Il brevetto di Steve Jobs è stato annullato dallo United States Patent and Trademark Office. Stiamo parlando del brevetto numero 7.749.949 registrato tre anni fa e relativo, testualmente a un "dispositivo touchscreen, i modi, e l'interfaccia utente grafica per determinare i comandi applicando sistemi euristici". In linea generale definisce il multitouch e le azioni ad esso correlate, fra cui il celebre pinch to zoom che valse a Apple la vittoria in diversi procedimenti legali, non ultimo quello contro Samsung tenutosi in California.

Apple perde il tocco di Steve Jobs?

Ricordiamo che il brevetto 949 è stato anche usato nella causa contro Motorola presieduta dal giudice Posner, divenuto famoso per avere cancellato il procedimento per mancanza di prove. Al contrario di molti colleghi, infatti, il magistrato aveva reputato non valida la proprietà intellettuale in questione.

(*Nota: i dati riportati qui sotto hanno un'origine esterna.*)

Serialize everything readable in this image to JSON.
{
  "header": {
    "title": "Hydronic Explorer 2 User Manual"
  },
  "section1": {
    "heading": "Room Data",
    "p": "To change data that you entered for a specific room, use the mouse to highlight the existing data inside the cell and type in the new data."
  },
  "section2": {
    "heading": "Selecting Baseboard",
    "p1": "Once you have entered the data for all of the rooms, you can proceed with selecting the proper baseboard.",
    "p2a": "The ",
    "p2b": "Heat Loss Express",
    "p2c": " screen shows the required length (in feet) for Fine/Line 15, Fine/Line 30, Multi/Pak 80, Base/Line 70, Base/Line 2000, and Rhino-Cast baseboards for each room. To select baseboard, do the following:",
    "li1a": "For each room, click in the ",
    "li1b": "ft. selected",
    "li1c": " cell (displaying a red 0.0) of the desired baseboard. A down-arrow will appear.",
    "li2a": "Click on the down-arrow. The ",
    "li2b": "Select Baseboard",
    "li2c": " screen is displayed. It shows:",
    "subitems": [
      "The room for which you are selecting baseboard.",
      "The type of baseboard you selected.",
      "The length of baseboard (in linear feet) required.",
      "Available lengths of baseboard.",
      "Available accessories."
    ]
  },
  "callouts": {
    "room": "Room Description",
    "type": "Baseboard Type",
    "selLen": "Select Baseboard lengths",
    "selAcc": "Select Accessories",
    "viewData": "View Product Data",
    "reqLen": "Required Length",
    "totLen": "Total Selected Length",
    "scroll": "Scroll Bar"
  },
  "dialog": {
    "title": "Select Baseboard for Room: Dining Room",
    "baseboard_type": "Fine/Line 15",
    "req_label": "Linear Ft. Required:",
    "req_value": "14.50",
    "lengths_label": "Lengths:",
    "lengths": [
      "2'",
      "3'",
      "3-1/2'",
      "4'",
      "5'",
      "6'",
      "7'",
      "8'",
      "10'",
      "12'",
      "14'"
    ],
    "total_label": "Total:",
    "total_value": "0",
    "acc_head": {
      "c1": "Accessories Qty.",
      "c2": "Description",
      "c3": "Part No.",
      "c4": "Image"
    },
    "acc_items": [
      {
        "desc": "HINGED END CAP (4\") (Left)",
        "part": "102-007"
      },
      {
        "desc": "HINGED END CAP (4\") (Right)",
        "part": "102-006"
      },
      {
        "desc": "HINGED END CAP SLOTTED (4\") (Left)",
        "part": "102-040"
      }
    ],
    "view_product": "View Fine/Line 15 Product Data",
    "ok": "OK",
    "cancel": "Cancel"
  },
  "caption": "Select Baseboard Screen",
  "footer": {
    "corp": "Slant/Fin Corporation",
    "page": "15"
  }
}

Adesso il brevetto incriminato è oggetto di revisione da parte dell'ufficio statunitense, dietro richiesta di riesame da parte di una o più aziende, i cui nomi sono attualmente sconosciuti. Ricordiamo che anche nel 2010 fu recapitata all'USPTO una richiesta analoga, che però non ebbe corso. Come precisa Florian Mueller su Foss Patent l'invalidazione non è definitiva, sarà oggetto di una complessa procedura di verifiche e controverifiche che potrebbe anche sfociare in un nulla di fatto.

Da notare che il provvedimento segue a breve un altro analogo in cui l'USPTO ha messo fuori gioco il brevetto sul Rubber-banding, ossia l'effetto a elastico degli elenchi di contenuti che scorrono verso l'alto o il basso. È proprio grazie a questo brevetto che Apple aveva ottenuto in Germania il blocco temporaneo delle vendite per i prodotti Motorola Milestone XT720, Defy, Atrix e Xoom.

Fra le funzioni a rischio c'è anche il pinch to zoom

Denominatore comune a entrambe le decisioni sarebbe l'esistenza di casi di prior art, ossia di sistemi analoghi di uso del display touch a tocco multiplo, che magari erano meno popolari però esistevano già prima della nascita dell'iPhone. Se il primo giudizio dovesse essere riconfermato per Apple si tratterebbe senza dubbio di un colpo basso, perché rischierebbero di andare all'aria molte cause ancora aperte (da qui il dubbio che a chiedere il riesame possano essere state Google o Samsung).

Per questo Mueller ricorda di non sottovalutare le indagini dell'ufficio brevetti statunitense. D'altro canto però è da precisare che Apple ha al suo attivo centinaia di brevetti che riguardano l'interfaccia, e non sarà di certo il 949 da solo a farla andare in crisi. Il brevetto di Steve Jobs però aveva un sapore particolare visto il soprannome che porta.